At the same time, the book reasserts the perspective of the New African Nation—that Black people in the United States are a people with a history, a territory, and a right to self-definition. In an era where reactionary narratives seek to dissolve Black identity into a vague “American” category, that clarity is vital.

Beyond that, I love how Shaka’s writing shows the role of ideas in connecting struggles across borders. While listening to him earlier, I thought of Suchitra’s Midnight’s Borders—how literature bridges geographies. That’s why I insisted she had to read the book; her work, like his, helps build the intellectual infrastructure of internationalism.

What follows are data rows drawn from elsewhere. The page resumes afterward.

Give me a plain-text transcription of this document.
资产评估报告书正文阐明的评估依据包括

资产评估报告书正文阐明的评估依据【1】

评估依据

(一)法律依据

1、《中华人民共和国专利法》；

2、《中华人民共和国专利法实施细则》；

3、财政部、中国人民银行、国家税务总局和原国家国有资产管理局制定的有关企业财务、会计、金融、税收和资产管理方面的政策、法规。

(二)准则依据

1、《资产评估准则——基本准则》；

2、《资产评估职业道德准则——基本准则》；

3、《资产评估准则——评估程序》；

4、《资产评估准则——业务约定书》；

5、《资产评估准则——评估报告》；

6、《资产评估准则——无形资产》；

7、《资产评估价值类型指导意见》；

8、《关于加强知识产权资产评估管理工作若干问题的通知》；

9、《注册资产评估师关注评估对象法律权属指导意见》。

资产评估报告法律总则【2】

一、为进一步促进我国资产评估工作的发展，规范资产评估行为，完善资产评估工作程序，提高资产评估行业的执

Knowing that the Polis Project reaches audiences we never could—and vice versa—shows how these projects form bridges between movements.

Kate:

Thank you, Eugene. Shaka, I’d love for you to talk a bit more about your project—how it came about and why now.

Shaka:

All power to the people, and revolutionary greetings.

This book is the result of years of writing—some old, some new, some published before, others never seen. It reflects my ongoing theoretical and ideological development as I continue to mature politically in a changing world.

Comrades had been urging me for a long time to put my writings together, and when I met Derek and the rest of the team, we decided to collect selected essays and release them as one volume.

It felt timely. We wanted readers to trace the historical development of the New African Nation and the independence movement while connecting it to global struggles—the genocide in occupied Palestine, anti-colonial movements elsewhere, and the resistance behind prison walls.

The aim is to link the prison movement and abolition struggles to the broader revolutionary fight—nationally and internationally. There are conversations that must happen about political prisoners, revolutionary nationalism, socialism, abolition—what those words truly mean, and what they look like in communities of colour, in occupied communities, among LGBTQ people, across all struggles.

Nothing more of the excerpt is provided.